The DPO file is the part that comes for free. In a normal preference-data pipeline you have to generate or collect a worse response to pair against the better one. Here the worse response already exists (it is the original trajectory the agent produced) and the human edit is the proof that the corrected version is preferred. One annotation yields both an SFT target and a DPO pair.

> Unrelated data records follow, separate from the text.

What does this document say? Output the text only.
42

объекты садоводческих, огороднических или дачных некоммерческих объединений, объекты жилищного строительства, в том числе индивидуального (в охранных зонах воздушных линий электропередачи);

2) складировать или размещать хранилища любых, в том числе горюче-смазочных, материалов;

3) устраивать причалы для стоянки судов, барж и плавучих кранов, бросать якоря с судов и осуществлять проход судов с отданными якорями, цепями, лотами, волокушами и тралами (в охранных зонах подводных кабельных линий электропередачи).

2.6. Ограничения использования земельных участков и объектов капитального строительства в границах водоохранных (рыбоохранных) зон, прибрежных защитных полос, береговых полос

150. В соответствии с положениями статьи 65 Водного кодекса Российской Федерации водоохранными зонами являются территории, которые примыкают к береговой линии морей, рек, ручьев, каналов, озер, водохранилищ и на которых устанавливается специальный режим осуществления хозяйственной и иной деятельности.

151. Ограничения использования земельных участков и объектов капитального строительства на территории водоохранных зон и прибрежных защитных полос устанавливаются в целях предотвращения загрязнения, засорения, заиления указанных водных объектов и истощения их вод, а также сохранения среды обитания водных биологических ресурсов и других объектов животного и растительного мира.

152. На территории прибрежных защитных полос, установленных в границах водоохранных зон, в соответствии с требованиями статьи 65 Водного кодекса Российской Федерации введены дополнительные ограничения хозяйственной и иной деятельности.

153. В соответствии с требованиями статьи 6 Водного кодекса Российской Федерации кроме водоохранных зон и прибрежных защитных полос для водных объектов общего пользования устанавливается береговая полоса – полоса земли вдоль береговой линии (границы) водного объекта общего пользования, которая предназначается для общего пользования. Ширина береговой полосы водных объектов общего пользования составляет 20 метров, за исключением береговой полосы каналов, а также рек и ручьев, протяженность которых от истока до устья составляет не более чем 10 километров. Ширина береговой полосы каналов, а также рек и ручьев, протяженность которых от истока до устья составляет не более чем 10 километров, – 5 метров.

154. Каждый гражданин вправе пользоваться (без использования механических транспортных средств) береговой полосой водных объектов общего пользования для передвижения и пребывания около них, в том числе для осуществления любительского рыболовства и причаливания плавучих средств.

What gets skipped, and why it matters

Unedited traces are counted but excluded from the SFT and DPO files. Training on an unchanged trajectory teaches the model nothing, and worse, it would flood a preference dataset with chosen == rejected pairs that add noise. The skipped count still appears in the export stats, so you can see how much of the batch was already correct, itself a useful signal about agent quality. With multiple annotators, each annotator who edited a given trace yields one SFT/DPO record, so independent corrections all contribute.

A couple of sharp edges

The diff is word-level. For code-like tool calls with no spaces, a single token can show as wholly changed even for a one-character fix. The character-distance counter is the precise signal in those cases; trust it over the visual diff for dense tool calls.
Editing pairs naturally with scoring. If you also want per-step correctness labels or an error taxonomy on the same trace, run a step-level scoring scheme alongside the editor, so one pass produces both the diagnosis and the fix.

Why this matters

The agent-tuning loop has always had a bottleneck at the "what should it have done" step. Scores tell you where a model fails; they do not produce the corrected behavior to train on, so teams end up writing synthetic corrections or paying for a second labeling pass. Trajectory editing collapses that into the evaluation itself. The same human who would have scored the trace instead repairs it, and the repair is the training data.

Trajectory editing ships in Potato 2.6. See the trajectory editing docs for the full option list, the eval_trace display for reading traces quickly before you edit, and the export formats reference for the exporter details.